To them an "identity crisis" is nothing but a rite of passage where they are supposed to pledge an unconditional allegiance to the homogeneous society that embraces the trilogy of faiths. That is why they didn't understand "identity," "root" or any other borrowed word had to be defined more precisely than the stupid writer named Alex Haley did in his 1976 bestselling book titled "Roots: The Saga of an American Family."

Actually I was playing devil's advocate as usual. What I was getting at could have been summarized like this:

One's sense of identity is an emotional attachment and/or an intellectual resonance felt voluntarily (not obligatorily) and spontaneously (not biologically) toward specifically portrayable figure(s) in the huge family tree.

A larger group of faceless people such as mankind, male, female, working class, capitalists, the stateless, the handicapped, liberal, conservative, etc. has nothing, whatsoever, to do with it.

The only thing that pleasantly surprised me was the answer the younger twin (photo) gave to my banal but tricky question: "What do you want to be doing when you become an adult?" The older one answered without hesitation, "I want to be a policeman." But his younger brother declared, after mumbling for a while, "I haven't made up my mind on that yet."

I was really impressed because this is an utterly atypical way an 11-year-old would answer the standard question. Most every kid answers it without hesitation because he knows it doesn't really matter whether he is fully committed to his "dream" to become a cop, an astronaut, a professional athlete, an artist, a TV personality, or anything else. In fact, though, you can't seriously commit yourself to anything until you find out who you are, i.e. your identity.

It is the same thing that Henri Bergson exquisitely analogized as a "canvas which the ancestor passes on for his descendant to put his own original embroidery."

I was going to tell them a chimp can recognize itself in the mirror but it isn't concerned a bit about its identity. At that time my son and his elder son quickly sent me a clear signal that they didn't want to listen to my lecture on identity. So I stopped there to concentrate on the free lunch.

Back home, I started to write a followup letter to my son to tell him that I was really impressed by his younger son's answer and that as his principal educator he should try hard to protect him against incessant indoctrination or counter-indoctrination the boy is subjected to at school or everywhere else. But on second thought, I said to myself that it would be totally useless. After all I am his biological parent who miserably failed to cultivate his thinking ability.

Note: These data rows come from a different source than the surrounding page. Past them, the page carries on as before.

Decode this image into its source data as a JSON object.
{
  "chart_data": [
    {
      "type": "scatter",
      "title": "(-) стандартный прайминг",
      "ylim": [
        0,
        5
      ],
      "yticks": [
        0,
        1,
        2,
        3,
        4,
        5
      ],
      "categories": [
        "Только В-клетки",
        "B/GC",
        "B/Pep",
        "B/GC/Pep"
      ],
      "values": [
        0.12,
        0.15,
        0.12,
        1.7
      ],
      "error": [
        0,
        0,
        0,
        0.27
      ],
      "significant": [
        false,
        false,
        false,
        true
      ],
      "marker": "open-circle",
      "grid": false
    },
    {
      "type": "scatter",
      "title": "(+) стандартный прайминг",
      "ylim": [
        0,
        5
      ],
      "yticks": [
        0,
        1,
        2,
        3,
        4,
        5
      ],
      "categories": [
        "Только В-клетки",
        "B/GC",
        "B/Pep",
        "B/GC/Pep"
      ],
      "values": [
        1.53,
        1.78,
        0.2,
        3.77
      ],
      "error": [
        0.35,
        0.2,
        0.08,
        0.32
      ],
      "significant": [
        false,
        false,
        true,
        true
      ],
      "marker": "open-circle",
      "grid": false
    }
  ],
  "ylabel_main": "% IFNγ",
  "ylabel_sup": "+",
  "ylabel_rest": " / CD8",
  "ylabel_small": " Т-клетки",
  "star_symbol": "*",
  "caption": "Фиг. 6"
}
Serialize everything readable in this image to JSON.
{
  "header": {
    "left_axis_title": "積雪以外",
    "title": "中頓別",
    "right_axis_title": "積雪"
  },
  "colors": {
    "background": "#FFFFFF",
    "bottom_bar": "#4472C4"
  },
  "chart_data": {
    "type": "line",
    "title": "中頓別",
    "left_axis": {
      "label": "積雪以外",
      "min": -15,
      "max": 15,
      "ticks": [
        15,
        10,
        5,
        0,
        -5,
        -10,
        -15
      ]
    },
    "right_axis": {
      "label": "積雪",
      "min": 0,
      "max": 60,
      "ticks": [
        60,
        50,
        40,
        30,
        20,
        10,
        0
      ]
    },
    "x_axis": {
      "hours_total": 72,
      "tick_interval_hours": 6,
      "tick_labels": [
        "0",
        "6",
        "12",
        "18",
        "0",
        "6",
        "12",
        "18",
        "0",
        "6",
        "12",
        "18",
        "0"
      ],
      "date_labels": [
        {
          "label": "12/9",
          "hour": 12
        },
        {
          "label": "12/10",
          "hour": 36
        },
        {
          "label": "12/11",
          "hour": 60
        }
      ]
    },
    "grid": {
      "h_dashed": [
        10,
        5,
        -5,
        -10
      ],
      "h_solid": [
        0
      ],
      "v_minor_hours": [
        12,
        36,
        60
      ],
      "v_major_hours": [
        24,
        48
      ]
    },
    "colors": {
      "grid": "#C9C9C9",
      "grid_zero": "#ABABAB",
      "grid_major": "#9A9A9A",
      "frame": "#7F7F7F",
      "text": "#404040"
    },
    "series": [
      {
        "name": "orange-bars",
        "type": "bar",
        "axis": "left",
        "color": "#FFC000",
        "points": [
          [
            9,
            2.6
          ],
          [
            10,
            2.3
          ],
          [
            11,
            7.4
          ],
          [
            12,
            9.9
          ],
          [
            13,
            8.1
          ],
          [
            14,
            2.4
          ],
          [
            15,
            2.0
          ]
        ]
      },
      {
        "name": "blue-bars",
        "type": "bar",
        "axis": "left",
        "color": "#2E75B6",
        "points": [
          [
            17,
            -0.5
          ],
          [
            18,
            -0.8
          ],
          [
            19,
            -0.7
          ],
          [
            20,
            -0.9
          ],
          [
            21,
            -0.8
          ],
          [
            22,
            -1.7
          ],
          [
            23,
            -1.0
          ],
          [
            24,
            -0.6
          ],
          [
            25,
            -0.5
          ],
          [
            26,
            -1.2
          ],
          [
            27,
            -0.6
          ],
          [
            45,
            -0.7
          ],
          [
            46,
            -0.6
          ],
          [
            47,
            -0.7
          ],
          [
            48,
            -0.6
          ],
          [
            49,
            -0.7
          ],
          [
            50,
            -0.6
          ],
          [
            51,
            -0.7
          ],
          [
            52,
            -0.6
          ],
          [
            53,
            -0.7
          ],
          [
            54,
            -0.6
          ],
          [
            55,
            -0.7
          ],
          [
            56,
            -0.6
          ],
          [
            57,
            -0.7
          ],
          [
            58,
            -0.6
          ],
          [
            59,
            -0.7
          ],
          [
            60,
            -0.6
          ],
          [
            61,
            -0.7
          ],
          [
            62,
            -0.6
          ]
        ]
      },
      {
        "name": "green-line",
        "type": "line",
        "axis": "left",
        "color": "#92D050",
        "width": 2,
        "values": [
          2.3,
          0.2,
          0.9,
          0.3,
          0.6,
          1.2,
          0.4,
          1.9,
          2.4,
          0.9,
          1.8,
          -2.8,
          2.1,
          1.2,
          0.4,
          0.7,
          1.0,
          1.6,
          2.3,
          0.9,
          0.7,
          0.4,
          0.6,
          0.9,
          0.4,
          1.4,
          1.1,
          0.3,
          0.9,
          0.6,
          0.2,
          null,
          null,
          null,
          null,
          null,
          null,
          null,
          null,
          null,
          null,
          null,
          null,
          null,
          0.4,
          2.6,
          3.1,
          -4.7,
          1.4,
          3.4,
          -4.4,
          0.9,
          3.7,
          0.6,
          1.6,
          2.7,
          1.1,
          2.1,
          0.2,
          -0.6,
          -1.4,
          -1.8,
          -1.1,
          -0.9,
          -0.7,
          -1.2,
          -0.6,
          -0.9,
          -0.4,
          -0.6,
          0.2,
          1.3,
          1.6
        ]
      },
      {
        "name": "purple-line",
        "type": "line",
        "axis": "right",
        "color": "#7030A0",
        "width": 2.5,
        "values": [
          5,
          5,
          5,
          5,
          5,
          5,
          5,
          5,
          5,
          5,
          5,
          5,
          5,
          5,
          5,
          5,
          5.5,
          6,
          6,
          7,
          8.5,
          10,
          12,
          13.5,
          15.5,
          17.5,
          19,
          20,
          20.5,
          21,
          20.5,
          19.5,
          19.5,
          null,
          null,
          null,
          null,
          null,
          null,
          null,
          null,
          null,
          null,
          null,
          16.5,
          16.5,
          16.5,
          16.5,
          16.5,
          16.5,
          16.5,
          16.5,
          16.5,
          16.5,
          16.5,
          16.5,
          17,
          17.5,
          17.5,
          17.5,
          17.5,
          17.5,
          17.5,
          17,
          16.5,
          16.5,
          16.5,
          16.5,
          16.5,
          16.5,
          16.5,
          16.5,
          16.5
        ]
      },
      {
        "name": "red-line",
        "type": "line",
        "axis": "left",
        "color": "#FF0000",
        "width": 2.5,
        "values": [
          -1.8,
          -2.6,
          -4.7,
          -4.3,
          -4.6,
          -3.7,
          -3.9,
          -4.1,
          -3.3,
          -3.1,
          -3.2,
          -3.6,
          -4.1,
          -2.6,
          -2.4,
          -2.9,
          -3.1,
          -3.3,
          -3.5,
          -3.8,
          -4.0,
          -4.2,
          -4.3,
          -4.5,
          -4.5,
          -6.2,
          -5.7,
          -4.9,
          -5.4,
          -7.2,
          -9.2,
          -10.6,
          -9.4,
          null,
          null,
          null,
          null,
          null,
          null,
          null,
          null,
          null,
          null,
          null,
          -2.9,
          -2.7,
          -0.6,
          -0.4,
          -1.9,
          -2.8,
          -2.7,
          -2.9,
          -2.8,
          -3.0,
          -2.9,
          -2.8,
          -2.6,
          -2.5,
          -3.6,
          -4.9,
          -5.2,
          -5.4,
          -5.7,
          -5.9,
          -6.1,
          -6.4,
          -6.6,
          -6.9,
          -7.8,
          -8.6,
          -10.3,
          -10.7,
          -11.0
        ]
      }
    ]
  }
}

In the letter I wanted to send a link to the video embedded at the bottom of this post to explain how geese are imprinted almost at birth. Certainly he would have said, "Don't worry, father. We are not geese, but human beings."

In response I would have told him to watch the second video which clearly shows the chimp by far outperforms the human being at least in certain kinds of cognitive abilities. Anyone who believes we are superior to chimps should be able to tell exactly how. And if he "thinks" man does the thinking whereas an ape doesn't, he should be able to tell exactly what it is for man to think like man. I would have had to explain sorting out tons of information children are gathering on the web or anywhere else has nothing to do with the process of man's thinking.

I stopped short of completing the letter because after all I know it would be a total waste of time to repeat my thought-provoking lecture on the Digital Altar to someone who is already thinking-disabled like "well-educated" elements among my audience, let alone uneducated guys like my biological sons.

Recently I learned that a man named Stefan Molyneux has been talking about the merit of "deFOOing." (FOO stands for the Family of Origin.) He said all adult relationships should be voluntary and discretionary rather than obligatory in the context of his primary advocacy of a "Stateless Society." For a certain reason I prefer the words "Stateless Nation." I may come back on the issue of deFOOing if time permits. But for now I have concluded Molyneux's "thought" isn't worth studying more in depth.